Feast of Blessed Brother Giles of Assisi

Brother Giles helps us in our need to recover the holy fear of God. We have lost the fear of the Lord - and the absence of 'holy fear' makes us terrors unto ourselves and one another. Why? Because we know what humans who recognize no authority but themselves are capable of.

From The Little Flowers of St. Francis on this Franciscan feast day (April 23) of Blessed Brother Giles of Assisi:

OF THE HOLY FEAR OF GOD

He who fears not, shows that he has nothing to lose. The holy fear of God orders, governs, and rules the soul, and prepares it to receive his grace. If a man possesses any grace or any divine virtue, it is holy fear which preserves it to him. And he who has not yet acquired grace or virtue, acquires it by holy fear.

The holy fear of God is a channel of divine grace, inasmuch as it quickly leads the soul wherein it dwells to the attainment of holiness and all divine graces. No creature that ever fell into sin would have so fallen had it possessed the holy fear of God. But this holy gift of fear is given only to the perfect, because the more perfect any man is, the more timorous and humble he is.

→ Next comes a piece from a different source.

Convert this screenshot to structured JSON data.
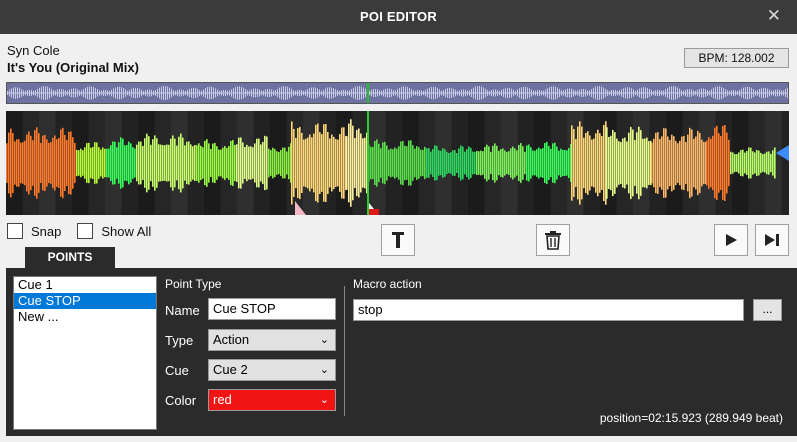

Greatly ought a man to fear pride, lest it should give him a sudden thrust, and cause him to fall from the state of grace in which he is; for no man is ever secure from falling, so beset are we by foes; and these foes are the flatteries of this wretched world and of our own flesh, which, together with the devil, is the unrelenting enemy of our soul. A man has greater reason to fear being deluded and overcome by his own malice than by any other enemy. It is impossible for a man to attain to any divine grace or virtue, or to preserve therein, without holy fear.

He who has not the fear of God within him is in great danger of eternal perdition. The fear of God makes a man to obey humbly and to bow his head beneath the yoke of obedience: and the more a man fears God, the more frequently he adores him. The gift of prayer is no small gift, to whomsoever it is given.

HOW BROTHER GILES PRAISED OBEDIENCE MORE THAN PRAYER

As a brother was one day praying in his cell, his superior sent him an obedience to leave his prayer and go out to beg. The friar went forthwith to Brother Giles, and said to him: "Father, I was at prayer, and the guardian had bade me go forth to beg; now it seems to me far better that I should continue praying." Brother Giles answered: "My son, do you not yet know or understand what prayer is? True prayer is to do the will of our superior; and it is great pride in him who has submitted his neck to the yoke of holy obedience to desire to follow his own will in anything, in order, as he thinks, to perform a work of greater perfection. The perfectly obedient religious is like a horseman mounted on a mettlesome steed, which carries him swiftly and fearlessly on his way; but the disobedient religious, on the contrary, is like a man seated on a meagre, weak, or vicious horse, who is in danger of perishing by the way, or of falling into the hands of his enemies. I tell thee that, though a man were raised to so high a degree of contemplation as to hold converse with angels, yet were he interrupted in that colloquy by the voice of obedience, he ought immediately to leave communing with the angels, and obey the command of his superior."